A newer one-story warehouse to the south would be demolished and replaced with a plaza and stairs leading east, up the hill from Terry, to a terrace. A walkway between the two new towers would link the terrace to Boren, creating an east-west passage across the entire block.
For the plan to work, however, the city would have to vacate part of an alley.
Plants might be installed on the Terry Avenue Building's roof, Krech says — to absorb rain that otherwise would run off into city storm drains, and to give the 2,800 Amazon workers in the two new buildings something interesting to look down on.
The towers' preliminary design calls for wide, tall windows, Spartan ornamentation and a textured exterior — perhaps brick or concrete rather than aluminum or glass. All are intended to create an updated warehouse look, Krech says.
It fits, he says, because 11 or 12 stories is a common height in old warehouse districts: Brick buildings couldn't be built any taller.
Vulcan hasn't always been enthusiastic about historic preservation. In 2000, it fought landmark designation for the Van Vorst Building and lost.
Two years later, however, the Landmarks Preservation Board approved a Vulcan plan to preserve the building's Mission Revival-style facade on Boren Avenue and parts of the north and south sides.
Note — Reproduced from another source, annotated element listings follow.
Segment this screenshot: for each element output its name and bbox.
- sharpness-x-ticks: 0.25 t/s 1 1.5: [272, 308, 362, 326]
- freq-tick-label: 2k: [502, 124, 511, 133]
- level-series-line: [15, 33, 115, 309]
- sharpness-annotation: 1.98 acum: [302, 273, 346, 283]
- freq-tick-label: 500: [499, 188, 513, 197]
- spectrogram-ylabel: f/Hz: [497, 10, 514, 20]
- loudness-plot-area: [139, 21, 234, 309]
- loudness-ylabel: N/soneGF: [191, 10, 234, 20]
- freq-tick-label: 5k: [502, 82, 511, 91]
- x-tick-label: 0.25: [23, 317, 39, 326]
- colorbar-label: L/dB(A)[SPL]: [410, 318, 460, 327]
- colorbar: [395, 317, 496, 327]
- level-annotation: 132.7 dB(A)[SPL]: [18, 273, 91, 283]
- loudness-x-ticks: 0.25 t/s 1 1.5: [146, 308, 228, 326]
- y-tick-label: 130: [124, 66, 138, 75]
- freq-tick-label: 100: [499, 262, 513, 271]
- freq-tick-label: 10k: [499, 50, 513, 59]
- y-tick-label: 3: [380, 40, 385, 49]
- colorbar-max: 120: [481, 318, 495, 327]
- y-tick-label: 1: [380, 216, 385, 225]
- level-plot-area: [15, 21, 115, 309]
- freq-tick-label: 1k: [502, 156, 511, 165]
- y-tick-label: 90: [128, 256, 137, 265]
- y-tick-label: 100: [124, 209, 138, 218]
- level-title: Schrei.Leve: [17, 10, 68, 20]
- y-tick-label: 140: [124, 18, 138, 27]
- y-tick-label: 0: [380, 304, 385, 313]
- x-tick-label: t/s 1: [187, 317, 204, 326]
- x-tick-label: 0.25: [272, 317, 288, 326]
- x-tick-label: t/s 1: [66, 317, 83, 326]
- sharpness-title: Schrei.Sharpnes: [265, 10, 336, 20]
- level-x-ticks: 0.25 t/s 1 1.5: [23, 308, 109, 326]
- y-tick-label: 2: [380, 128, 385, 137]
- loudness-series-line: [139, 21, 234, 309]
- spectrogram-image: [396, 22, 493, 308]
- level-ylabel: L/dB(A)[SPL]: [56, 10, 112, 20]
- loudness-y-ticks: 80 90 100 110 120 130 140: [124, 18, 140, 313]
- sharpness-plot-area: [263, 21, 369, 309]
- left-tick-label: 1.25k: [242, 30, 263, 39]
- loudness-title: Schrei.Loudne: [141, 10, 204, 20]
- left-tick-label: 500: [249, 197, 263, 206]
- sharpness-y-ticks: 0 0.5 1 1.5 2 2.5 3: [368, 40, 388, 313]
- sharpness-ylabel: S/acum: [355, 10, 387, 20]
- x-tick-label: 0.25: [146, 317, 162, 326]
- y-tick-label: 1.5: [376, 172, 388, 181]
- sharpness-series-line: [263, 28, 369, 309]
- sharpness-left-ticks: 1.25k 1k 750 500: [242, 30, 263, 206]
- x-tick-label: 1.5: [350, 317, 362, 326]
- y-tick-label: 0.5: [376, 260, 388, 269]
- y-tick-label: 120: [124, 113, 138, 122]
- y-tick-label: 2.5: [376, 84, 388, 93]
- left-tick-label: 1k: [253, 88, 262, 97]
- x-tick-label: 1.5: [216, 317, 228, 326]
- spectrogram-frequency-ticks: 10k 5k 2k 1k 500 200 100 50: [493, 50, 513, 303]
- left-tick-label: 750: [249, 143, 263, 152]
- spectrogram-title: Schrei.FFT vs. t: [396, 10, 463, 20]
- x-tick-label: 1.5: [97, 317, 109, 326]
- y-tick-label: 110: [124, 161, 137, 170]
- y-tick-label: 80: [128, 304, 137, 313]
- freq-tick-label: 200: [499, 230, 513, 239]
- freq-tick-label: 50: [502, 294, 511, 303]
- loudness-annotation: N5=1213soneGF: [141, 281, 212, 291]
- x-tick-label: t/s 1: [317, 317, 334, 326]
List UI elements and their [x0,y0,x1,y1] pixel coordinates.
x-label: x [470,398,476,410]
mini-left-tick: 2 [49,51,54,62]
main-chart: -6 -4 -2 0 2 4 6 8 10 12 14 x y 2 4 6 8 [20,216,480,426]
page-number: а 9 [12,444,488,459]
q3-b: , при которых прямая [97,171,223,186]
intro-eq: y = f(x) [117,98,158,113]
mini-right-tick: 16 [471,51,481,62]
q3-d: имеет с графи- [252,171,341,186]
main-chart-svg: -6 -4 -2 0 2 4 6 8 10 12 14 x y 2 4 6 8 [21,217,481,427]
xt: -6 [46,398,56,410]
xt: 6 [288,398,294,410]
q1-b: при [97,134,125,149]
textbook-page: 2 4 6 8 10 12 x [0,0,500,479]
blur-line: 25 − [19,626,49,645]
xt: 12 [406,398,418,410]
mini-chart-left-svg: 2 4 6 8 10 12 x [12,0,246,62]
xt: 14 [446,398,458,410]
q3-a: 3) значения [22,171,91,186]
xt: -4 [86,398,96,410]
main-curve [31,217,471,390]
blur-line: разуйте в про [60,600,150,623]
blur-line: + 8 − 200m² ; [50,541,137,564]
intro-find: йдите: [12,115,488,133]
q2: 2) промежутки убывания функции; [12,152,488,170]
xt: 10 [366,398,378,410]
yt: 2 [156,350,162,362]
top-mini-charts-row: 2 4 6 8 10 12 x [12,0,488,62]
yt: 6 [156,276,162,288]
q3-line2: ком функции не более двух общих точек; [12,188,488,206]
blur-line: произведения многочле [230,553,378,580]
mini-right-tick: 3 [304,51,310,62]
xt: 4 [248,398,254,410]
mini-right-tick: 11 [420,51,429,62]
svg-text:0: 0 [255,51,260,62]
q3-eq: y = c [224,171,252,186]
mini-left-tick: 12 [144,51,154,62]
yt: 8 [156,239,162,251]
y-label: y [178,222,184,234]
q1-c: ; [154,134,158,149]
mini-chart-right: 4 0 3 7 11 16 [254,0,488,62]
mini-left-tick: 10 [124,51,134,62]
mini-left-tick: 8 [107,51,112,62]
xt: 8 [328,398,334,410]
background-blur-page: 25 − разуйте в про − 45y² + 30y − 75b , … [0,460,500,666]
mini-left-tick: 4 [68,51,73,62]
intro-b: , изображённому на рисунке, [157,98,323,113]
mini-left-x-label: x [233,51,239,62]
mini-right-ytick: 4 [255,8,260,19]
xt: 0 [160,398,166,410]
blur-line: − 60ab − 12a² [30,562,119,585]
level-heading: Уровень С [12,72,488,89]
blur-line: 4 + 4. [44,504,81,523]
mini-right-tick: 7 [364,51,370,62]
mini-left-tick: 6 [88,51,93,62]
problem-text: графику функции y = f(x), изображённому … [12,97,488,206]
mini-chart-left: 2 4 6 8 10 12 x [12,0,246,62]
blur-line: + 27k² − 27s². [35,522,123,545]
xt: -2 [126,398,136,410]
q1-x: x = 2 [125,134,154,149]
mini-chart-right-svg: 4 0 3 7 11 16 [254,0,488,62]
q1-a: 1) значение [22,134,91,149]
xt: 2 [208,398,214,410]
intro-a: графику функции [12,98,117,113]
The rest of the old warehouse was demolished last month. The smaller, restored building will become Amazon offices and community meeting space.
Laundry landmark
The 1917 New Richmond Laundry, another landmark, was Vulcan's first foray into historic preservation in South Lake Union. Parts of the old brick industrial building became flats and lofts in Alley 24, a full-block, residential/retail/office development that opened in 2006.
Not everyone is a fan. Christine Palmer, now preservation advocate for the nonprofit group Historic Seattle, wrote in 2006 that despite everyone's best intentions, Alley 24's new construction "engulfs the old brick laundry."
"The final product is unrecognizable as a contributor to Seattle's heritage," Palmer wrote.
But Lloyd Douglas, president of the Cascade Neighborhood Council on the east side of South Lake Union, says he mostly likes what Vulcan has done to honor the area's history.
"They're tearing down a lot of stuff anyway," he says. "We like to see them keep alive the meaning of what used to be here."
Vulcan hasn't announced development plans for blocks that include two more designated landmarks — the ornate 1920s Pacific McKay and Ford McKay auto showrooms at Westlake and Mercer and the Supply Laundry Building in Cascade, which dates to 1908.
Part of the challenge will be finding new uses for those old buildings that work, says NBBJ principal David Yuan. NBBJ designed — and later moved into — Alley 24.
"Buildings, like Madonna, can have several lives," he says. "We need to respect the building's history, but it also needs to enhance the project it is becoming part of."